Jesus seems to speak in contradictions. He wants us to be empty and
poor? Then he wants us to have fullness, "and more abundantly." Is he a
madman?
There is no contradiction. Jesus does not teach
economics. He does not speak of external wealth and poverty, but of
those inward qualities of the heart that transform the world by
transforming consciousness.
In Luke 17:21, Jesus teaches that the
Kingdom will not be found out there in a political utopia, nor in a
mythical realm above: "But the kingdom of God is within you." Here in
Matthew 5:30, he points the way to that Kingdom, through becoming "poor
in spirit."
The Greek word for "spirit" is "pneuma," which means
"breath." To be poor in spirit means quieting and surrendering the
breath. Jesus teaches deep meditation, where breath become slow, fine,
clear, and subtle, until the individual breath returns to the universal
breath of the Creator. Humbled and impoverished within, I can be
grateful for the gift of this very breath. Then I transcend the restless
mind of anger and desire, entering the poverty of boundless silence,
the wealth of emptiness.
Why not become hollow, following the
path of Jesus' own "kinosis," or "self-emptying" (Philippians 2)? The
Buddha called it "sunyata." Yet this is not the hollow of lack, but the
vacuum from which creation arises. The source of the world is the
hollow of our own awareness, prior to thought. Yet at the same time, it
is the fullness of sat-chit-ananda, the Kingdom of God.
Through a
breath of emptiness, I inherit the greatest wealth, pressed out and
overflowing. Wealth is not having many things, but feeling infinite
gratitude for the gift of Presence. Jesus does not teach theology or
politics, but the art of living in this moment, this body, this breath.

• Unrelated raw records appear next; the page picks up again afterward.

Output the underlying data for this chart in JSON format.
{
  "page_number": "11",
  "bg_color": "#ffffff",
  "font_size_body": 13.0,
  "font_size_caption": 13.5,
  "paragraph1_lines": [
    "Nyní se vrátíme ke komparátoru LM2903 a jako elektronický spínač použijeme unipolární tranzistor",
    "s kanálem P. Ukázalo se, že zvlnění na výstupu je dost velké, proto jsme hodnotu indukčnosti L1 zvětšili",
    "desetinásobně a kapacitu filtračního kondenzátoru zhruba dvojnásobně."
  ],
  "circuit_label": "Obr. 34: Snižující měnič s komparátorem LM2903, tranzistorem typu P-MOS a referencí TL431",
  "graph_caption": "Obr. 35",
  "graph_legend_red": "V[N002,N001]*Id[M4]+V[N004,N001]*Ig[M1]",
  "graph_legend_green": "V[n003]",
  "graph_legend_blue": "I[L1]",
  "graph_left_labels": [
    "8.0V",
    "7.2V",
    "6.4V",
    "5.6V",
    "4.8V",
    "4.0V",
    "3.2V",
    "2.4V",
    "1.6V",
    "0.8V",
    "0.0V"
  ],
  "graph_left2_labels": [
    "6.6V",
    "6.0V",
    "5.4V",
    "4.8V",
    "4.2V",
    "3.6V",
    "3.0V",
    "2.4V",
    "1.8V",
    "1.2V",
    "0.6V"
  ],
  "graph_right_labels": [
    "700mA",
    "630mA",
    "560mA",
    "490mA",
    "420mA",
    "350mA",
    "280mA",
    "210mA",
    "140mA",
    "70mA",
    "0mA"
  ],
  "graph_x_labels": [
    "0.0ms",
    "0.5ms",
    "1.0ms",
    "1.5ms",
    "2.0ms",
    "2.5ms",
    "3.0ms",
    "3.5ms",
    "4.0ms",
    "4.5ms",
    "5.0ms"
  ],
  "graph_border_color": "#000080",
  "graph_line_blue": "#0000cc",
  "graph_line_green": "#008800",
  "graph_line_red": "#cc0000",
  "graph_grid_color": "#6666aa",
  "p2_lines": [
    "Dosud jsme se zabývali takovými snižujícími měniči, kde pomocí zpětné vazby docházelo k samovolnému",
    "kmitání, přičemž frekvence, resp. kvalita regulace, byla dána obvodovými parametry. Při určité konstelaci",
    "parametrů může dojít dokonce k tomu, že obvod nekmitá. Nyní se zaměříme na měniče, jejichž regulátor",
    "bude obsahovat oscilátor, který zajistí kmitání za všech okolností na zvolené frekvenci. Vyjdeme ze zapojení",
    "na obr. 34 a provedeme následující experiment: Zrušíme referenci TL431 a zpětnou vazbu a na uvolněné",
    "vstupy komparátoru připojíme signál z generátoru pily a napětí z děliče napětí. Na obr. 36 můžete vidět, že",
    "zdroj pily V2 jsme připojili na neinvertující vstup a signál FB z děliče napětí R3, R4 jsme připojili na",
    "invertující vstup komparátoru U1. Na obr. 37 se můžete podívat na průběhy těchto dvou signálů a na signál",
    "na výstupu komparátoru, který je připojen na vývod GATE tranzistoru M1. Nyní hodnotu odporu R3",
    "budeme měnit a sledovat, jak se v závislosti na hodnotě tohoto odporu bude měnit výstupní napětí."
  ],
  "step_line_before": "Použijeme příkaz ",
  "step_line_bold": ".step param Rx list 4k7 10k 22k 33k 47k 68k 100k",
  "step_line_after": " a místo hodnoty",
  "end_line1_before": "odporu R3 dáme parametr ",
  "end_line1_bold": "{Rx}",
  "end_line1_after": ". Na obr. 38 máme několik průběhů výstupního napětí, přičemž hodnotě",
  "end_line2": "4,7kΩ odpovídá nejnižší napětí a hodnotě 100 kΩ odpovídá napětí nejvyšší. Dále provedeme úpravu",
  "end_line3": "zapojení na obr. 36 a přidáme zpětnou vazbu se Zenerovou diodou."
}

The right attempted to teach the "gospel of prosperity." The left
attempted to teach "the social gospel." But Jesus' words point neither
left nor right: they point within. Justice is not imposed, but awakened.
The world is transformed from inside out.
It is time to listen
to Meister Eckhart, John of the Cross, Theresa of Avila, Mechtilde of
Magdeberg, Teilhard de Chardin. Time to apply the salve of the mystics
to the wound of Western civilization.